Mas, mesmo se o produtor optar pela manutenção, a Agrosecurity calcula que ele precisará de R$ 3,4 milhões em recursos próprios para a safra 2006/07, sendo R$ 1,53 milhão apenas para o pré-plantio. Só que a análise da consultoria mostra que ele terá um saldo negativo de caixa de R$ 186.365 (melhor cenário de preços e câmbio) a R$ 2,623 milhões (pior cenário) no fim de 2006. Supondo altas de 15% dos preços do milho (hoje em R$ 11,50/saca), de 10% do algodão (hoje em 52 centavos de dólar por libra-peso) e estabilidade para a soja (US$ 6,10 por bushel), com dólar a R$ 2,60, o saldo negativo será de R$ 1,752 milhões, com estoque de dívida superior a R$ 3 milhões, o que comprometeria a continuidade da produção.
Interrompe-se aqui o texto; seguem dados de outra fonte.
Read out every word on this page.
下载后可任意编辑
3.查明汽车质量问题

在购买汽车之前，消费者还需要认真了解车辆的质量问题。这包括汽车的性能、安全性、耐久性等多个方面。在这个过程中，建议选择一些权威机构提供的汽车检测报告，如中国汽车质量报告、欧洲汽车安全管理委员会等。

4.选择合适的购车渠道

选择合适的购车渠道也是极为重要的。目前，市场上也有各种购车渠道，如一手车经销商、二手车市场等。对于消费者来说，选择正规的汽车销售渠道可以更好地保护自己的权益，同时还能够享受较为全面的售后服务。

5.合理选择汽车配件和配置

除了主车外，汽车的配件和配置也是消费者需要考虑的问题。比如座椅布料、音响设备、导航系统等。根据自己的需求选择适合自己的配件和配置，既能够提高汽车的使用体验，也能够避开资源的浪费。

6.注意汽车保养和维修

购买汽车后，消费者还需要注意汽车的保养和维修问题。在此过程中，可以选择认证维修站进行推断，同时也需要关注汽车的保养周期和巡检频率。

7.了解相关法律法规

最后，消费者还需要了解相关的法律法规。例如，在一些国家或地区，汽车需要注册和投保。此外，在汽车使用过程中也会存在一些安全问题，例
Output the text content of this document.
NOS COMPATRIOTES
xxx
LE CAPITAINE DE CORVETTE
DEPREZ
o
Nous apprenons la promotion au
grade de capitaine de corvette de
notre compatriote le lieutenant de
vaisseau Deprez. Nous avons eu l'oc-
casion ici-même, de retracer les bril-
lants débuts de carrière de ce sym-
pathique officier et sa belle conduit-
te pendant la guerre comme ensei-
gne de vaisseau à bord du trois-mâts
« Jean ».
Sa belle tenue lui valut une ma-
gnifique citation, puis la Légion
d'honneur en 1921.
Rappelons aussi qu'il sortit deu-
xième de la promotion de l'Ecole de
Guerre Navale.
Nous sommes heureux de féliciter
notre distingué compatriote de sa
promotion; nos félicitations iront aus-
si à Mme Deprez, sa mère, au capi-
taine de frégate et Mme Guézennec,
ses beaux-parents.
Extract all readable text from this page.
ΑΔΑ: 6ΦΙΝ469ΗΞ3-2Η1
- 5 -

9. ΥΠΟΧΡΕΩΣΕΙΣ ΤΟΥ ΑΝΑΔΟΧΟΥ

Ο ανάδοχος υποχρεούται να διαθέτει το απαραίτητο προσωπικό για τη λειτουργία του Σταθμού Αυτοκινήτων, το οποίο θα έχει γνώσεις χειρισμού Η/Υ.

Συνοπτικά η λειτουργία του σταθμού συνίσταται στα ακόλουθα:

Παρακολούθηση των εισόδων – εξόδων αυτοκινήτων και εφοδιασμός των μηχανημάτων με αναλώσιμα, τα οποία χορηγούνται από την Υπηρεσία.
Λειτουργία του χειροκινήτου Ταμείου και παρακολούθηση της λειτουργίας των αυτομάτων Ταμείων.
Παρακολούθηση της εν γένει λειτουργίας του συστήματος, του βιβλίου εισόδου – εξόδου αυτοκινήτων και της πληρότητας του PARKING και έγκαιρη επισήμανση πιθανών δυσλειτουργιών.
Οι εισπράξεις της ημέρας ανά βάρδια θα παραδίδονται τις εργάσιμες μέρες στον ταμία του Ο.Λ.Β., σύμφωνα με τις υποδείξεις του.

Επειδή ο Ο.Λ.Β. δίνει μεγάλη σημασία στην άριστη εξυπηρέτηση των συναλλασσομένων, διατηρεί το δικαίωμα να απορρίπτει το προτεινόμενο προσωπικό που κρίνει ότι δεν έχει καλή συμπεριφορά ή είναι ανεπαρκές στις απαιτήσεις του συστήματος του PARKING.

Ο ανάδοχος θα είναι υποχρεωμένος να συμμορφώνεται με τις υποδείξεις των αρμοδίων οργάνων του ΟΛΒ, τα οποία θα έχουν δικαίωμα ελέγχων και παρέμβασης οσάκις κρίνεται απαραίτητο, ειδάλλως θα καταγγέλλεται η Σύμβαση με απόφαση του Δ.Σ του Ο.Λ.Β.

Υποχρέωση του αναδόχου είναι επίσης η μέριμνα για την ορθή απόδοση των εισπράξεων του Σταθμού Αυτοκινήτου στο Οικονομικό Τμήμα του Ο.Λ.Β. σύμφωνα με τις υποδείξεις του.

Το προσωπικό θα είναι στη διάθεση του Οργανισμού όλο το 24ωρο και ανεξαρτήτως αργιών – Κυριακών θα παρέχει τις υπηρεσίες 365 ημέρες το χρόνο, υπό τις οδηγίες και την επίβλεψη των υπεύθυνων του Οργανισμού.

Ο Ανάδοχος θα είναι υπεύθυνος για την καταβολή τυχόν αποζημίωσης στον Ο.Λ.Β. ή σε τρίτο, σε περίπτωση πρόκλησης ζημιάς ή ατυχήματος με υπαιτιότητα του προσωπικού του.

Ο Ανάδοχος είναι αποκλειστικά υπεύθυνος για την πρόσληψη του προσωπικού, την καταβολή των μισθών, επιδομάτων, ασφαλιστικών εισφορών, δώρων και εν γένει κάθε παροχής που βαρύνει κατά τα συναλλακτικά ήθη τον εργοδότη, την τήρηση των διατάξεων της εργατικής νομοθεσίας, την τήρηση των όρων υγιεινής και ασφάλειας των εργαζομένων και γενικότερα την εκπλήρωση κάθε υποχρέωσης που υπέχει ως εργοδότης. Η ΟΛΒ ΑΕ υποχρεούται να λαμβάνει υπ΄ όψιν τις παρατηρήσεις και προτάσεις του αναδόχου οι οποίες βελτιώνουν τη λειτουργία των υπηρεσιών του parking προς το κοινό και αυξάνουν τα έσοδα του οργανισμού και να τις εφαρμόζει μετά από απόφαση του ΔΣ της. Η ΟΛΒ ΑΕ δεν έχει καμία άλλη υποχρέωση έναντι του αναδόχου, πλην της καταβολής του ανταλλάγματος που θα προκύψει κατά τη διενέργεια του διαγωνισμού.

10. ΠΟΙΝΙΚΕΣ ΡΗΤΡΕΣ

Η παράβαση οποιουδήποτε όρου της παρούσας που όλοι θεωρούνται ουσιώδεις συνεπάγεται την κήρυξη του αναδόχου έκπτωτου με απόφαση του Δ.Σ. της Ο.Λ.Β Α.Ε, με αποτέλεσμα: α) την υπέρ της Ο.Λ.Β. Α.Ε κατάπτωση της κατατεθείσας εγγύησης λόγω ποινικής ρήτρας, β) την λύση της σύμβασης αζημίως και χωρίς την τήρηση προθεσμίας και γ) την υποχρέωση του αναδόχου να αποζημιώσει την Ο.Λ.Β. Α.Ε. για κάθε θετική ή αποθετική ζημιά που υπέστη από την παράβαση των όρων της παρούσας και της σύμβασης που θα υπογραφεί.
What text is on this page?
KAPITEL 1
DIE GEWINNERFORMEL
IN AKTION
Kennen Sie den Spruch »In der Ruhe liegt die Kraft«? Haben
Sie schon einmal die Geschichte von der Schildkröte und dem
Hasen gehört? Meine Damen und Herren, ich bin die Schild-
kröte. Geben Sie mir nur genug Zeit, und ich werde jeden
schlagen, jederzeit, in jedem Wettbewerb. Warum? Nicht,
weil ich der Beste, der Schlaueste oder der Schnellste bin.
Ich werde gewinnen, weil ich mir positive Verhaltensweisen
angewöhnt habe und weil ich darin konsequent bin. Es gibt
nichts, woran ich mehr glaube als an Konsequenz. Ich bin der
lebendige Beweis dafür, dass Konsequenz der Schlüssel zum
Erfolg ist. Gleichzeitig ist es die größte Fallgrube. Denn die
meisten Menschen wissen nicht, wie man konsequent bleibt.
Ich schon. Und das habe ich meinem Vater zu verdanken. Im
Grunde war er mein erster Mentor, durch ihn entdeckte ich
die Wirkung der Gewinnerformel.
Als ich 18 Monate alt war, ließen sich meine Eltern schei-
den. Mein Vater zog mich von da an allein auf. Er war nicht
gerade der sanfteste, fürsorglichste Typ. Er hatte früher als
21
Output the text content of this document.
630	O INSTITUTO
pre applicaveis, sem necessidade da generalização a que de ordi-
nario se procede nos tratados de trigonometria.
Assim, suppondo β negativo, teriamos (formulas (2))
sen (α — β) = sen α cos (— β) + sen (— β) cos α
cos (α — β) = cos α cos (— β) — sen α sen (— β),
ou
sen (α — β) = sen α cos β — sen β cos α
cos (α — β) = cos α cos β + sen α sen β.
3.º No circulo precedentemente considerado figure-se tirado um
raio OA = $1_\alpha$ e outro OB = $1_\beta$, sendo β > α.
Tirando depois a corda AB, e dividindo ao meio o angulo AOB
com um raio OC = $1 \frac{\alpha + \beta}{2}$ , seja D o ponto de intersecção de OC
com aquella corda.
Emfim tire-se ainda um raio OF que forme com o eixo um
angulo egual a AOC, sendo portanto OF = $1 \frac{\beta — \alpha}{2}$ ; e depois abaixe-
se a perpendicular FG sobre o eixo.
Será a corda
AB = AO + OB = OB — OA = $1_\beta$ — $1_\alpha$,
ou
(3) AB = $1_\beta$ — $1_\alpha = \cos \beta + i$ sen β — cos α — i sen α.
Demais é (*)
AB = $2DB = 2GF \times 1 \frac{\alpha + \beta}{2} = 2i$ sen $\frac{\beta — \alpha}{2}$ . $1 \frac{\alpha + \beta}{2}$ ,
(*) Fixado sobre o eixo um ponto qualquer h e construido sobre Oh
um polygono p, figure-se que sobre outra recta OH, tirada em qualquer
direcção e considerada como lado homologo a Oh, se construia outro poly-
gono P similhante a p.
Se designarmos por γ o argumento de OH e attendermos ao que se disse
“O estudo é um alerta para produtores e governo, que deve começar a pensar em ferramentas de auxílio à comercialização desde já”, diz Pimentel. “A partir de agora, vamos conversar com dados e o panorama completo das nossas dificuldades em mãos”, afirma Ricardo Tomczyk, que organizou uma exposição do estudo a um grupo de 50 produtores em Rondonópolis na segunda-feira.